Prudential Financial Inc. (PRU), the second- biggest U.S. life insurer, swung to a first-quarter loss as the value of the company’s derivative contracts fell. The stock dropped 5.6 percent in late New York trading.
The $967 million net loss compares with net income of $561 million a year earlier, the Newark, New Jersey-based company said today in a statement. Operating profit, which excludes the results of policies sold before the company went public and some investments, was $1.56 a share, missing the average estimate of $1.72 from 18 analysts surveyed by Bloomberg.
Chief Executive Officer John Strangfeld is expanding outside the U.S. and buying back stock as he seeks to boost return on equity. Prudential’s derivatives, which are used to guard against market risks, often lose value when interest rates rise and the company’s credit spreads narrow, as they did in the three months ended March 31.
The loss reflects “fluctuations in claims experience, expense levels, and market-driven items,” Strangfeld said in the statement. “Our business fundamentals remain solid and we are continuing to grow quality business and build our franchises in attractive markets.”
Prudential fell $3.44 to $57.50 at 5:03 p.m. Prior to the close of regular trading, the company had risen 22 percent this year in New York, compared with a 15 percent gain for MetLife Inc. (MET), the largest U.S. insurer, which reported a quarterly net loss of $144 million on April 26.
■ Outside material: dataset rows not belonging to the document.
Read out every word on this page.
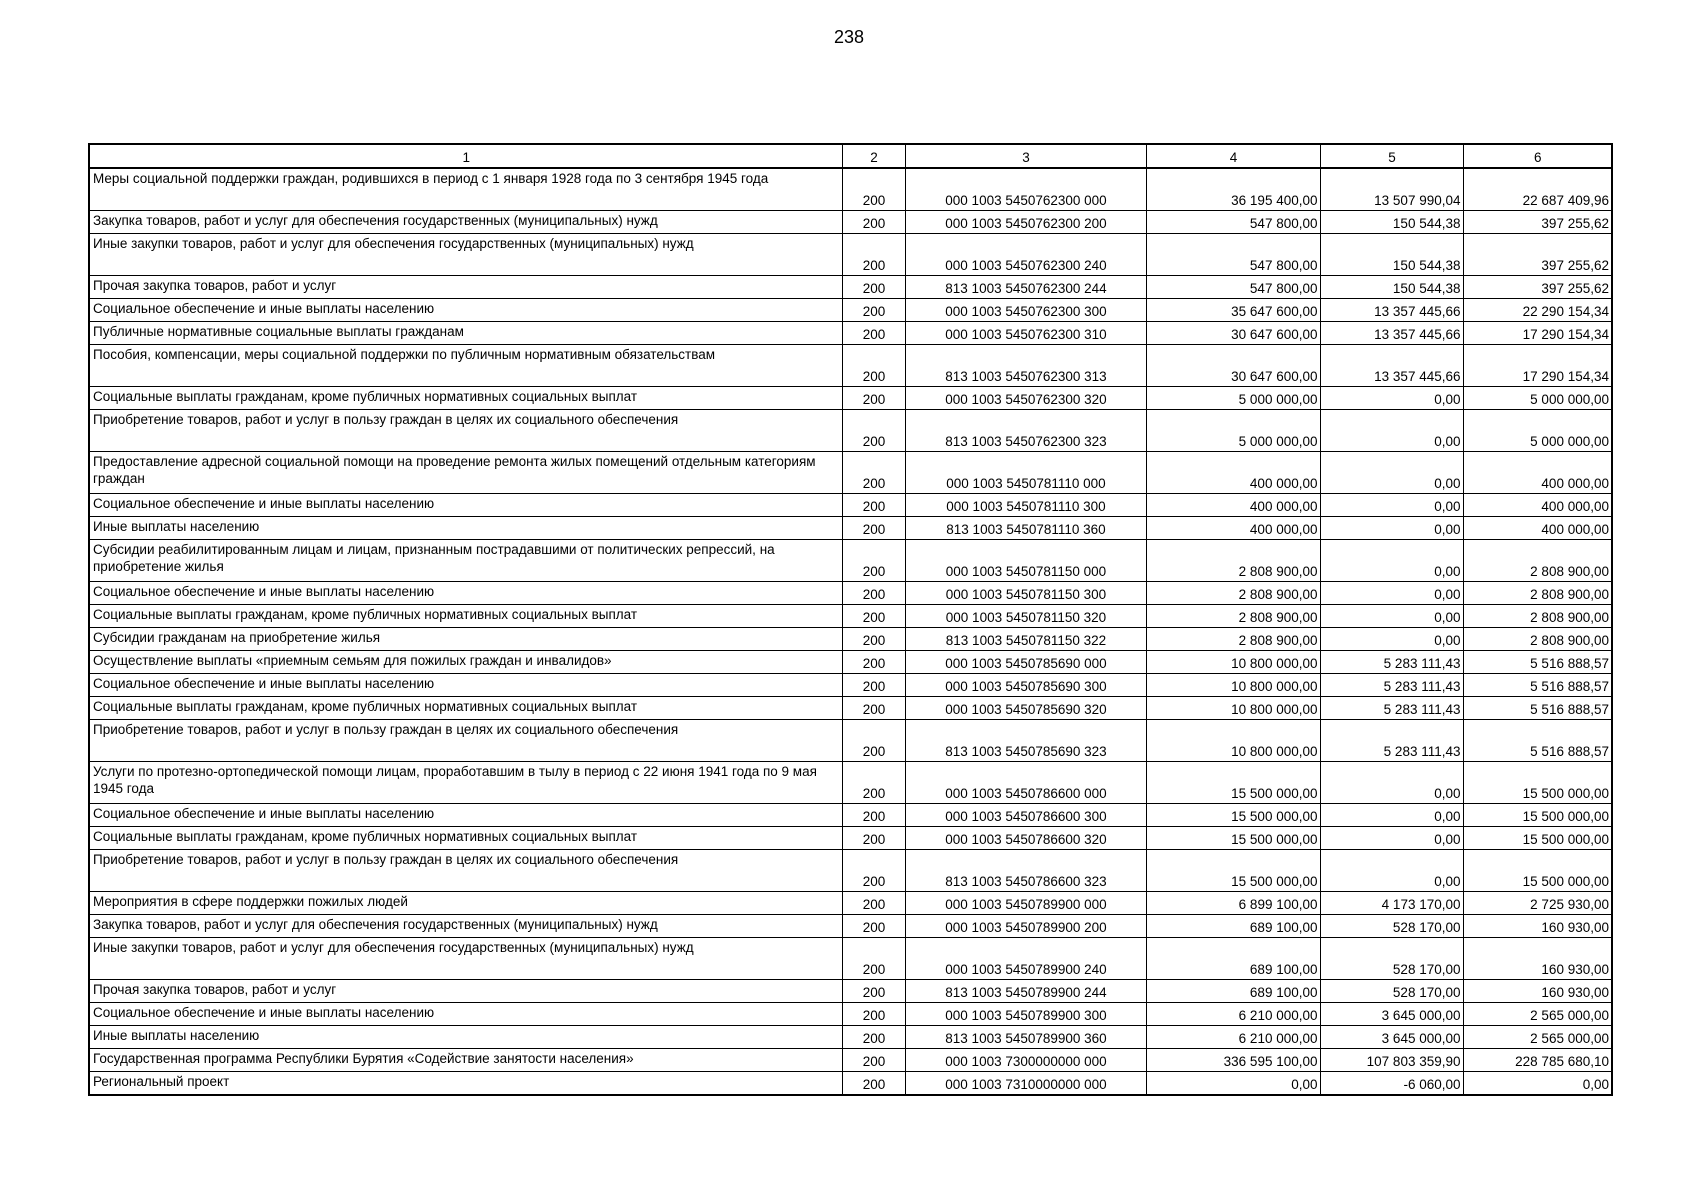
238
1	2	3	4	5	6
Меры социальной поддержки граждан, родившихся в период с 1 января 1928 года по 3 сентября 1945 года	200	000 1003 5450762300 000	36 195 400,00	13 507 990,04	22 687 409,96
Закупка товаров, работ и услуг для обеспечения государственных (муниципальных) нужд	200	000 1003 5450762300 200	547 800,00	150 544,38	397 255,62
Иные закупки товаров, работ и услуг для обеспечения государственных (муниципальных) нужд	200	000 1003 5450762300 240	547 800,00	150 544,38	397 255,62
Прочая закупка товаров, работ и услуг	200	813 1003 5450762300 244	547 800,00	150 544,38	397 255,62
Социальное обеспечение и иные выплаты населению	200	000 1003 5450762300 300	35 647 600,00	13 357 445,66	22 290 154,34
Публичные нормативные социальные выплаты гражданам	200	000 1003 5450762300 310	30 647 600,00	13 357 445,66	17 290 154,34
Пособия, компенсации, меры социальной поддержки по публичным нормативным обязательствам	200	813 1003 5450762300 313	30 647 600,00	13 357 445,66	17 290 154,34
Социальные выплаты гражданам, кроме публичных нормативных социальных выплат	200	000 1003 5450762300 320	5 000 000,00	0,00	5 000 000,00
Приобретение товаров, работ и услуг в пользу граждан в целях их социального обеспечения	200	813 1003 5450762300 323	5 000 000,00	0,00	5 000 000,00
Предоставление адресной социальной помощи на проведение ремонта жилых помещений отдельным категориям граждан	200	000 1003 5450781110 000	400 000,00	0,00	400 000,00
Социальное обеспечение и иные выплаты населению	200	000 1003 5450781110 300	400 000,00	0,00	400 000,00
Иные выплаты населению	200	813 1003 5450781110 360	400 000,00	0,00	400 000,00
Субсидии реабилитированным лицам и лицам, признанным пострадавшими от политических репрессий, на приобретение жилья	200	000 1003 5450781150 000	2 808 900,00	0,00	2 808 900,00
Социальное обеспечение и иные выплаты населению	200	000 1003 5450781150 300	2 808 900,00	0,00	2 808 900,00
Социальные выплаты гражданам, кроме публичных нормативных социальных выплат	200	000 1003 5450781150 320	2 808 900,00	0,00	2 808 900,00
Субсидии гражданам на приобретение жилья	200	813 1003 5450781150 322	2 808 900,00	0,00	2 808 900,00
Осуществление выплаты «приемным семьям для пожилых граждан и инвалидов»	200	000 1003 5450785690 000	10 800 000,00	5 283 111,43	5 516 888,57
Социальное обеспечение и иные выплаты населению	200	000 1003 5450785690 300	10 800 000,00	5 283 111,43	5 516 888,57
Социальные выплаты гражданам, кроме публичных нормативных социальных выплат	200	000 1003 5450785690 320	10 800 000,00	5 283 111,43	5 516 888,57
Приобретение товаров, работ и услуг в пользу граждан в целях их социального обеспечения	200	813 1003 5450785690 323	10 800 000,00	5 283 111,43	5 516 888,57
Услуги по протезно-ортопедической помощи лицам, проработавшим в тылу в период с 22 июня 1941 года по 9 мая 1945 года	200	000 1003 5450786600 000	15 500 000,00	0,00	15 500 000,00
Социальное обеспечение и иные выплаты населению	200	000 1003 5450786600 300	15 500 000,00	0,00	15 500 000,00
Социальные выплаты гражданам, кроме публичных нормативных социальных выплат	200	000 1003 5450786600 320	15 500 000,00	0,00	15 500 000,00
Приобретение товаров, работ и услуг в пользу граждан в целях их социального обеспечения	200	813 1003 5450786600 323	15 500 000,00	0,00	15 500 000,00
Мероприятия в сфере поддержки пожилых людей	200	000 1003 5450789900 000	6 899 100,00	4 173 170,00	2 725 930,00
Закупка товаров, работ и услуг для обеспечения государственных (муниципальных) нужд	200	000 1003 5450789900 200	689 100,00	528 170,00	160 930,00
Иные закупки товаров, работ и услуг для обеспечения государственных (муниципальных) нужд	200	000 1003 5450789900 240	689 100,00	528 170,00	160 930,00
Прочая закупка товаров, работ и услуг	200	813 1003 5450789900 244	689 100,00	528 170,00	160 930,00
Социальное обеспечение и иные выплаты населению	200	000 1003 5450789900 300	6 210 000,00	3 645 000,00	2 565 000,00
Иные выплаты населению	200	813 1003 5450789900 360	6 210 000,00	3 645 000,00	2 565 000,00
Государственная программа Республики Бурятия «Содействие занятости населения»	200	000 1003 7300000000 000	336 595 100,00	107 803 359,90	228 785 680,10
Региональный проект	200	000 1003 7310000000 000	0,00	-6 060,00	0,00
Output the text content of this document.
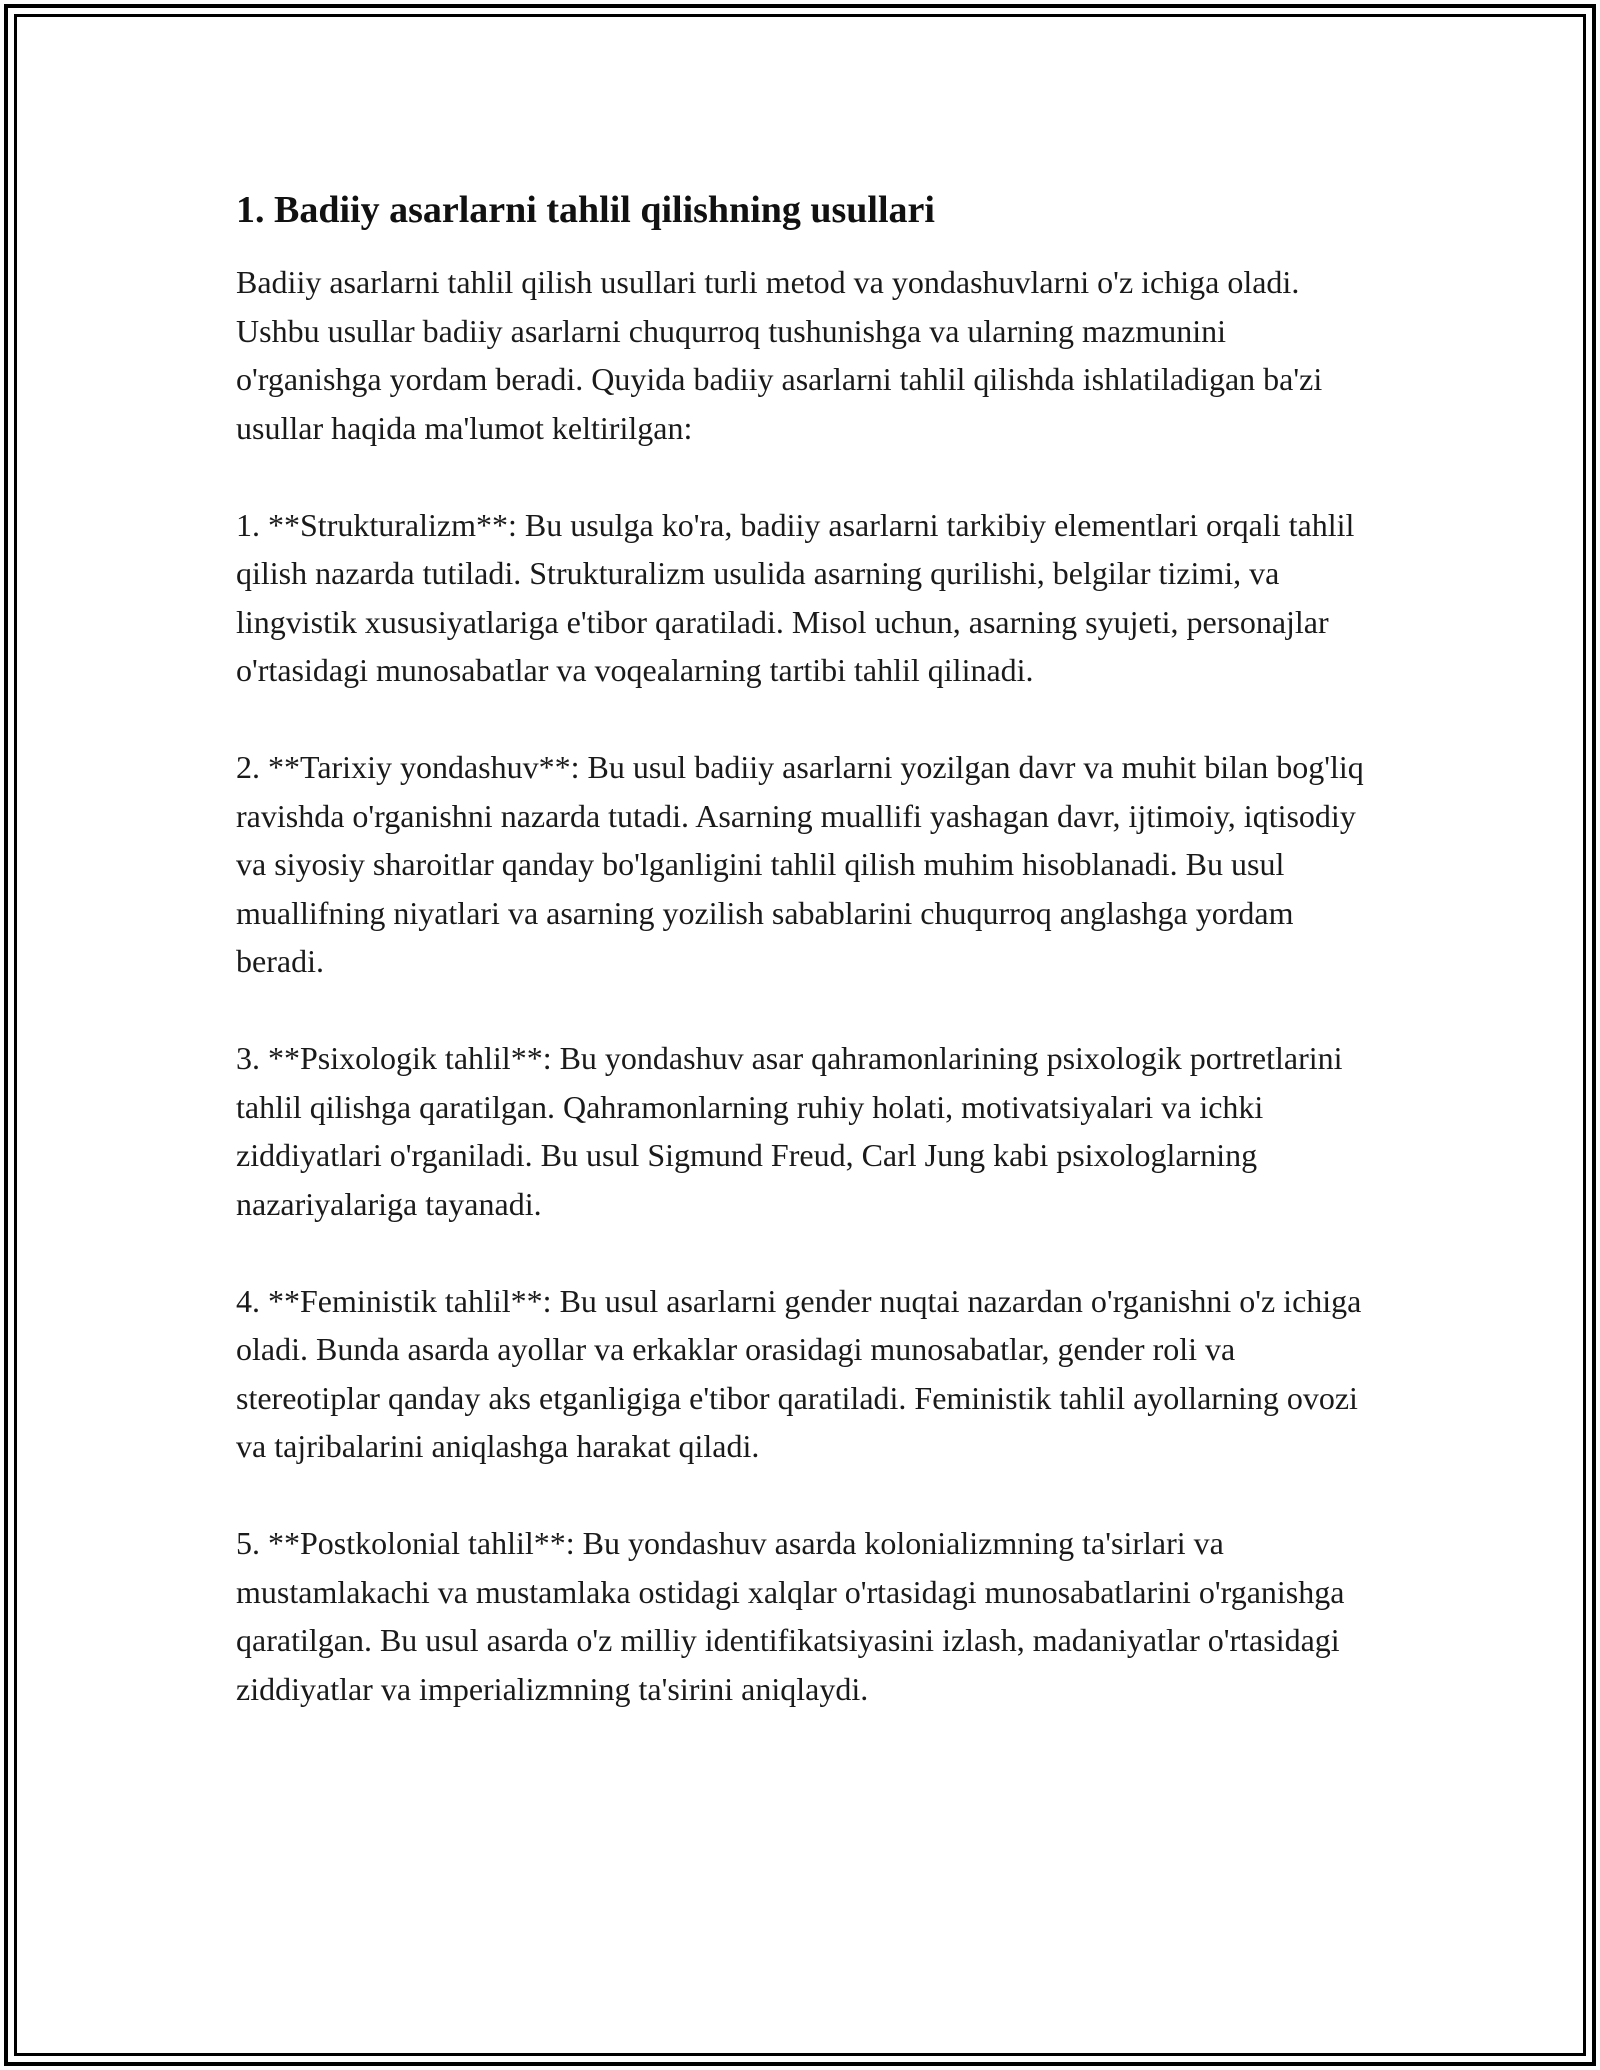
1. Badiiy asarlarni tahlil qilishning usullari

Badiiy asarlarni tahlil qilish usullari turli metod va yondashuvlarni o'z ichiga oladi. Ushbu usullar badiiy asarlarni chuqurroq tushunishga va ularning mazmunini o'rganishga yordam beradi. Quyida badiiy asarlarni tahlil qilishda ishlatiladigan ba'zi usullar haqida ma'lumot keltirilgan:

1. **Strukturalizm**: Bu usulga ko'ra, badiiy asarlarni tarkibiy elementlari orqali tahlil qilish nazarda tutiladi. Strukturalizm usulida asarning qurilishi, belgilar tizimi, va lingvistik xususiyatlariga e'tibor qaratiladi. Misol uchun, asarning syujeti, personajlar o'rtasidagi munosabatlar va voqealarning tartibi tahlil qilinadi.

2. **Tarixiy yondashuv**: Bu usul badiiy asarlarni yozilgan davr va muhit bilan bog'liq ravishda o'rganishni nazarda tutadi. Asarning muallifi yashagan davr, ijtimoiy, iqtisodiy va siyosiy sharoitlar qanday bo'lganligini tahlil qilish muhim hisoblanadi. Bu usul muallifning niyatlari va asarning yozilish sabablarini chuqurroq anglashga yordam beradi.

3. **Psixologik tahlil**: Bu yondashuv asar qahramonlarining psixologik portretlarini tahlil qilishga qaratilgan. Qahramonlarning ruhiy holati, motivatsiyalari va ichki ziddiyatlari o'rganiladi. Bu usul Sigmund Freud, Carl Jung kabi psixologlarning nazariyalariga tayanadi.

4. **Feministik tahlil**: Bu usul asarlarni gender nuqtai nazardan o'rganishni o'z ichiga oladi. Bunda asarda ayollar va erkaklar orasidagi munosabatlar, gender roli va stereotiplar qanday aks etganligiga e'tibor qaratiladi. Feministik tahlil ayollarning ovozi va tajribalarini aniqlashga harakat qiladi.

5. **Postkolonial tahlil**: Bu yondashuv asarda kolonializmning ta'sirlari va mustamlakachi va mustamlaka ostidagi xalqlar o'rtasidagi munosabatlarini o'rganishga qaratilgan. Bu usul asarda o'z milliy identifikatsiyasini izlash, madaniyatlar o'rtasidagi ziddiyatlar va imperializmning ta'sirini aniqlaydi.
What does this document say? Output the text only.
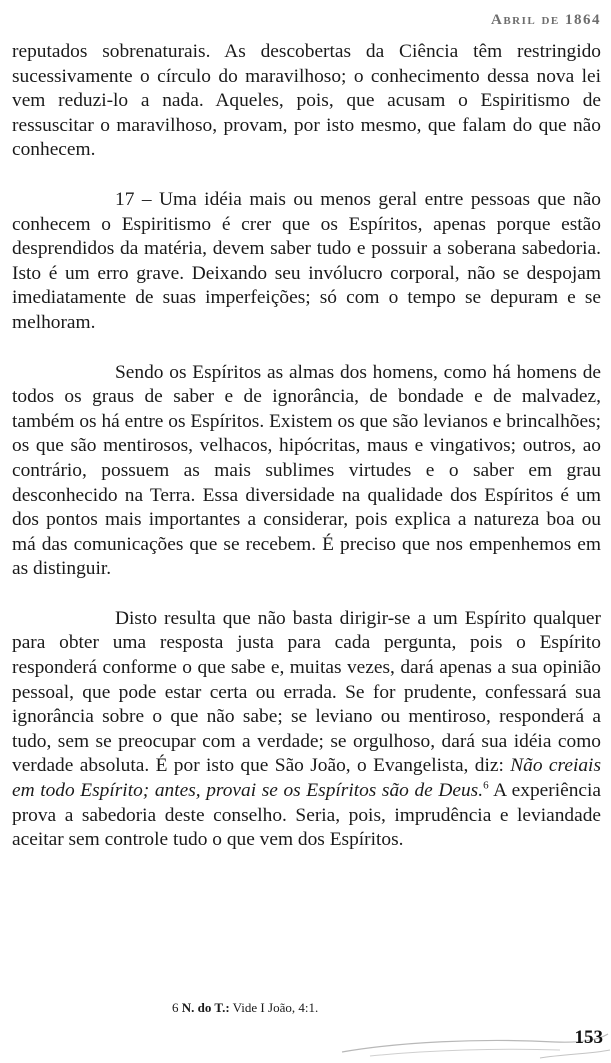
Abril de 1864

reputados sobrenaturais. As descobertas da Ciência têm restringido sucessivamente o círculo do maravilhoso; o conhecimento dessa nova lei vem reduzi-lo a nada. Aqueles, pois, que acusam o Espiritismo de ressuscitar o maravilhoso, provam, por isto mesmo, que falam do que não conhecem.

17 – Uma idéia mais ou menos geral entre pessoas que não conhecem o Espiritismo é crer que os Espíritos, apenas porque estão desprendidos da matéria, devem saber tudo e possuir a soberana sabedoria. Isto é um erro grave. Deixando seu invólucro corporal, não se despojam imediatamente de suas imperfeições; só com o tempo se depuram e se melhoram.

Sendo os Espíritos as almas dos homens, como há homens de todos os graus de saber e de ignorância, de bondade e de malvadez, também os há entre os Espíritos. Existem os que são levianos e brincalhões; os que são mentirosos, velhacos, hipócritas, maus e vingativos; outros, ao contrário, possuem as mais sublimes virtudes e o saber em grau desconhecido na Terra. Essa diversidade na qualidade dos Espíritos é um dos pontos mais importantes a considerar, pois explica a natureza boa ou má das comunicações que se recebem. É preciso que nos empenhemos em as distinguir.

Disto resulta que não basta dirigir-se a um Espírito qualquer para obter uma resposta justa para cada pergunta, pois o Espírito responderá conforme o que sabe e, muitas vezes, dará apenas a sua opinião pessoal, que pode estar certa ou errada. Se for prudente, confessará sua ignorância sobre o que não sabe; se leviano ou mentiroso, responderá a tudo, sem se preocupar com a verdade; se orgulhoso, dará sua idéia como verdade absoluta. É por isto que São João, o Evangelista, diz: Não creiais em todo Espírito; antes, provai se os Espíritos são de Deus.$^6$ A experiência prova a sabedoria deste conselho. Seria, pois, imprudência e leviandade aceitar sem controle tudo o que vem dos Espíritos.

6 N. do T.: Vide I João, 4:1.
153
Prudential posted pretax charges of $1.49 billion tied to foreign exchange derivatives as the Japanese yen weakened against the dollar and other currencies, the company said. That contributed to $1.84 billion of pretax net realized investment losses.
Book value, a measure of assets minus liabilities, was $70.80 a share at the main business at the end of March, compared with $69.07 on Dec. 31, Prudential said. The company, which three months ago reported book value per share of $75.04 as of Dec. 31, said a change in accounting standards required it to revise the way it classifies some costs.
Strangfeld, 58, told investors last year he was focusing on boosting ROE, a measure of how well the company reinvests shareholder money, to 13 percent to 14 percent in 2013. That compares with Prudential’s ROE of 11 percent to 11.5 percent last year and less than 10 percent in 2010.
Strangfeld is scaling back in some U.S. markets as he focuses on life insurance sales abroad. Prudential sold its real estate brokerage and relocation business in December and in March said it will halt sales of individual long-term care policies. Prudential bought two Japanese life insurance units from American International Group Inc. (AIG) in February 2011 for more than $4 billion.
Net sales of individual annuities dropped 33 percent to $3.24 billion, the company said. Operating income from the retirement products jumped 54 percent to $421 million, helped by $136 million of net reductions in reserves for guaranteed benefits, Prudential said.
Prudential’s international insurance business posted $606 million in adjusted operating income, down from $628 million in the year-earlier period, the firm said. The company had a pretax charge of $57 million to integrate its businesses in Japan.
Prudential has raised its dividend three times since 2008, and in June it announced a $1.5 billion buyback. MetLife has been blocked twice in the last year by regulators from increasing its dividend and starting a share repurchase. New York-based MetLife is subject to greater U.S. scrutiny than Prudential because of its status as a federally regulated bank holding company.